So I just modded the plates screw holes. I flattened them with my trusty dremel and a flat cylinder shaped grinding attachment as suggested by Bob and it worked perfect. I did not have exactly the right screws so I ended up having to grind the tops of the screws also but did not take but a second ( hardware store for me is a ways to go). Anywho checked the tolerance with a drill bit and it's way good.


----------



## jw2170 (Jan 24, 2008)

Glad the forum was able to help, Mike.


----------



## KenBee (Jan 1, 2011)

I made new square (round when needed) base plates from Lexan for all my routers and drilled them to accept guide bushings. The other thing I did was to drill slightly oversize holes for the attachment screws then used stainless steel serrated flange head torx screws and a centering cone to attach the base plate. When I use a guide bushing I loosen the screws and use the centering pin from my inlay kit to align the bushing then re-tighten the screws. I was concerned about slippage so after the first one I used a dead blow hammer and gave the base plate a slight tap on all 4 sides and it did stay centered.

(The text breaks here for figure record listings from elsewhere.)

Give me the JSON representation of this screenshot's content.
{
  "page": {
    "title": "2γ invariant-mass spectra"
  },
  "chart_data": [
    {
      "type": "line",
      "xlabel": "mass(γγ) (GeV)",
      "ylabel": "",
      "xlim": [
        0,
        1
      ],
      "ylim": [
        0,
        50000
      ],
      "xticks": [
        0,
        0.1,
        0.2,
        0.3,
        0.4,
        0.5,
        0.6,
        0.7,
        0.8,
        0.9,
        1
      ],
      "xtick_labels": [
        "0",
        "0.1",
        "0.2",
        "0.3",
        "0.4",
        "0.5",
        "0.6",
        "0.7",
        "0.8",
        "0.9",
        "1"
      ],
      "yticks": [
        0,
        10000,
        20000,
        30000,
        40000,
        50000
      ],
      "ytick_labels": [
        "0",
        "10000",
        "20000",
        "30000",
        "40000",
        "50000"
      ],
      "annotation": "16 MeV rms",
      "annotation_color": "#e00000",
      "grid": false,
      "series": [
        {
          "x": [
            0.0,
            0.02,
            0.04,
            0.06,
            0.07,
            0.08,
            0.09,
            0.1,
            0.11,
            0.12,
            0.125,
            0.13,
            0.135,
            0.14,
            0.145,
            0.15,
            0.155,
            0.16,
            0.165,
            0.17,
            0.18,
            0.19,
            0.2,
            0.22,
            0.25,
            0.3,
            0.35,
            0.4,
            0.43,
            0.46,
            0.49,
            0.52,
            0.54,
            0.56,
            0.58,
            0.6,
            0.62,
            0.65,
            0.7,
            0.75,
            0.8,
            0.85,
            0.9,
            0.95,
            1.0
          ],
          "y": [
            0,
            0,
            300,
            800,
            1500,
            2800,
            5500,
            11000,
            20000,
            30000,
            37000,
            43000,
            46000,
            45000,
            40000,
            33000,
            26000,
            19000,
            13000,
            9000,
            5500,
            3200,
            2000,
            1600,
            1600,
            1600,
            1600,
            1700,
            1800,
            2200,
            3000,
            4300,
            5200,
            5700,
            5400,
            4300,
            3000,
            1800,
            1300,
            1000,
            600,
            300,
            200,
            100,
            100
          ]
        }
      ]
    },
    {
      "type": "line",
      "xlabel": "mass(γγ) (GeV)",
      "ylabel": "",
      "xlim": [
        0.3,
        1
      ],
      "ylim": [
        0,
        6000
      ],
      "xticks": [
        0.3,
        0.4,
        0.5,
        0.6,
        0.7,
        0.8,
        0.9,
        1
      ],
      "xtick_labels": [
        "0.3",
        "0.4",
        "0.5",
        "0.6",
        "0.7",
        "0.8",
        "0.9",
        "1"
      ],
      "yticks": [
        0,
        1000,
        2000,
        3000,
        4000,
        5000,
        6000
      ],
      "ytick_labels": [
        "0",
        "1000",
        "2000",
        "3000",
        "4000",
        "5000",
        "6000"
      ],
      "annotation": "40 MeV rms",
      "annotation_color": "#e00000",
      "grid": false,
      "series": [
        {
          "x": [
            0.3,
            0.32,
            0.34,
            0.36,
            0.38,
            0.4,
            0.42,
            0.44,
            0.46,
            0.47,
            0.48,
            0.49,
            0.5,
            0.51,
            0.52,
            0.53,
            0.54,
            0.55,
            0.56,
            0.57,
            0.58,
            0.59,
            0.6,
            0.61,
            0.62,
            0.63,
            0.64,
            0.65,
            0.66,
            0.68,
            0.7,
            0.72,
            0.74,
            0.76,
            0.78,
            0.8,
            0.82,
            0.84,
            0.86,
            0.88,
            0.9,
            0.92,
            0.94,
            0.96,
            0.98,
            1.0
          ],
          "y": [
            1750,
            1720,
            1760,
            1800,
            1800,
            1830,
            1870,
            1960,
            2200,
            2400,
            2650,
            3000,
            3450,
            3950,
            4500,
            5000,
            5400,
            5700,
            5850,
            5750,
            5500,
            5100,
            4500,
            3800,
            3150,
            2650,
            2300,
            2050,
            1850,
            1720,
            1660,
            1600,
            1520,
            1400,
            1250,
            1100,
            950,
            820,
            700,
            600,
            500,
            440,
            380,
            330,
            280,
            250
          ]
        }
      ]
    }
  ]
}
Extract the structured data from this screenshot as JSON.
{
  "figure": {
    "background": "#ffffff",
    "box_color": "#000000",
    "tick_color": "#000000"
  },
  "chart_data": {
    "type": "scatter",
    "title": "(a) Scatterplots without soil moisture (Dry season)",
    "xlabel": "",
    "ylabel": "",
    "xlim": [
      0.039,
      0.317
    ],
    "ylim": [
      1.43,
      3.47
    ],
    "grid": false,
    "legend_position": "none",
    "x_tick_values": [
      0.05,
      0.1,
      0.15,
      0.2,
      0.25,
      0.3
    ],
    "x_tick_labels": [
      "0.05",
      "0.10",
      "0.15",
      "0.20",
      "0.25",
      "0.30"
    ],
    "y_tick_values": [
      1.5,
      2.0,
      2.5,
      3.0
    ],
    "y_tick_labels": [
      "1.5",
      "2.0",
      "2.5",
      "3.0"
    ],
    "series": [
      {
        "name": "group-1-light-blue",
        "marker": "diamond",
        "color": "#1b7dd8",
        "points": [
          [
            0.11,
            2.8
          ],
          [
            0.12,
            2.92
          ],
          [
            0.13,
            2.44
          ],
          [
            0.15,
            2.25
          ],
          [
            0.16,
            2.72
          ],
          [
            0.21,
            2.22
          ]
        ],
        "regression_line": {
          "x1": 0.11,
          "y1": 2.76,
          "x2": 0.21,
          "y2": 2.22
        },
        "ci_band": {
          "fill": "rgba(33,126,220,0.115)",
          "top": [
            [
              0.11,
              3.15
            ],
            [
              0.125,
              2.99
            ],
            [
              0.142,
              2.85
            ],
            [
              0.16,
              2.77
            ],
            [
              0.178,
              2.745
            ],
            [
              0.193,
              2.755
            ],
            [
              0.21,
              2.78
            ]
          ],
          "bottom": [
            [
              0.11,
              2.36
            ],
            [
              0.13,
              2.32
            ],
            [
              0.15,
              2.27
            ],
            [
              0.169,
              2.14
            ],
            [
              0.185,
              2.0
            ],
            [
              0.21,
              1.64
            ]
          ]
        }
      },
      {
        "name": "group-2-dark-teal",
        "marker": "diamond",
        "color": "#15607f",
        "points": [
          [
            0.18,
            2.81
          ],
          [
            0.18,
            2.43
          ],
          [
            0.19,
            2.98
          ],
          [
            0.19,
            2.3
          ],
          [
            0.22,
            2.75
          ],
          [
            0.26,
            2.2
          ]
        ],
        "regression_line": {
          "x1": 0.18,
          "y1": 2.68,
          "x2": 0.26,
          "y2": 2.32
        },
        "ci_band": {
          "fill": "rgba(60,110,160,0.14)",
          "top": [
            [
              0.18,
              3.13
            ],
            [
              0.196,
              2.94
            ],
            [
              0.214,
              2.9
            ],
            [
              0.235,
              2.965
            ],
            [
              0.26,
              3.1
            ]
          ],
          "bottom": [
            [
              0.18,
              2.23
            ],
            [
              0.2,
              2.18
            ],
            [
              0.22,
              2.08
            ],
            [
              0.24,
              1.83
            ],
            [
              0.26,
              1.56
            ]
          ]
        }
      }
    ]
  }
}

I did the same thing for the 4 Ridgid trim routers I use with my Dovetail jig and after routing out both Dovetails and Box Joints in 3 boxes and a clock the plates and bushings are still dead on.

MLCS sells a spring steel guide bushing lock washer and a Brass Zero Clearance Ring Kit I use with both my hand held routers and router table also. The lock washer is particularly useful for the Dovetail routers as well as a set of padded plumbers pliers to tighten the guide bushing lock nut.


----------